La escena parece salida de una película futurista, pero ocurre todos los días en China. Un robot prepara palomitas de maíz para los visitantes, otro participa en exhibiciones interactivas y varios más realizan tareas complejas que van desde la recolección de frutas hasta inspecciones técnicas en infraestructuras críticas.
Todo sucede en la Base Nacional Piloto para Aplicaciones de Inteligencia Artificial Incorporada, ubicada en la ciudad de Hangzhou, provincia de Zhejiang, uno de los principales polos tecnológicos del gigante asiático.
Un laboratorio del futuro en funcionamiento
La base se ha convertido en una vidriera de las nuevas capacidades de la robótica moderna. Allí operan más de 130 robots distribuidos en más de 30 escenarios profesionales diferentes, diseñados para demostrar cómo la inteligencia artificial puede integrarse a actividades productivas y de servicios.
Los desarrollos abarcan desde tareas vinculadas a la atención al público y el abastecimiento de alimentos hasta aplicaciones industriales y agrícolas de alta complejidad.
Entre las funciones que actualmente desempeñan se encuentran servicios de comercio minorista sin personal, asistencia en eventos, inspección de líneas eléctricas, operaciones en espacios subterráneos y trabajos de cosecha en plantaciones.
Una experiencia que atrae a miles de visitantes
Además de funcionar como centro de innovación tecnológica, la base se transformó en una atracción para quienes buscan conocer de cerca los avances de la robótica.
Visitantes de distintas edades recorren las instalaciones observando las demostraciones y registrando con sus teléfonos las habilidades de los robots, que interactúan con el público y realizan actividades cada vez más sofisticadas.
La combinación entre tecnología, entretenimiento y aplicaciones prácticas permite dimensionar el papel que estos sistemas podrían desempeñar en la vida cotidiana durante los próximos años.
Del trabajo a los espectáculos
Uno de los espacios que más llama la atención es el destinado a las exhibiciones recreativas. Allí, los robots protagonizan espectáculos especialmente diseñados para mostrar su capacidad de movimiento, coordinación y respuesta en tiempo real.
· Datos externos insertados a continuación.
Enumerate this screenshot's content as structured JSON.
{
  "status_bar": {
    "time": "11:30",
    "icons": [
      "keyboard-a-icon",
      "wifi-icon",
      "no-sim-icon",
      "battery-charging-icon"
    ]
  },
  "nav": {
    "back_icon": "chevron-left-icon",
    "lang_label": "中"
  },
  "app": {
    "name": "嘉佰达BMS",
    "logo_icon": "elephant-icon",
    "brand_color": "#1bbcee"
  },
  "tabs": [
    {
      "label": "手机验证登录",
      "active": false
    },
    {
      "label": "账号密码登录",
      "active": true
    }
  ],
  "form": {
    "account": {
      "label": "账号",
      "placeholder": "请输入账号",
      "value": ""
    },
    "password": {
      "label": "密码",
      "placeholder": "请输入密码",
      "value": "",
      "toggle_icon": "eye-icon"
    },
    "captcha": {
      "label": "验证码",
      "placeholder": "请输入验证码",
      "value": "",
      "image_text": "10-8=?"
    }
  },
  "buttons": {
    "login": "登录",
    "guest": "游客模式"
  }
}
Entre las demostraciones más impactantes se encuentra un show de boxeo robótico, donde las máquinas ejecutan movimientos precisos y coordinados ante la mirada de los asistentes.
La experiencia refleja cómo la inteligencia artificial y la robótica están dejando de ser tecnologías reservadas para laboratorios o fábricas para convertirse en herramientas cada vez más presentes en distintos ámbitos de la sociedad.
China acelera su apuesta tecnológica
La expansión de estos centros forma parte de la estrategia china para consolidarse como una potencia mundial en inteligencia artificial, automatización y robótica avanzada.
Mientras los robots amplían sus capacidades y suman nuevas funciones, el país asiático continúa desarrollando aplicaciones que buscan transformar sectores clave de la economía y modificar la forma en que las personas interactúan con la tecnología.
Lo que hoy sorprende a los visitantes en Hangzhou podría convertirse, en un futuro no tan lejano, en una escena habitual en ciudades de todo el mundo.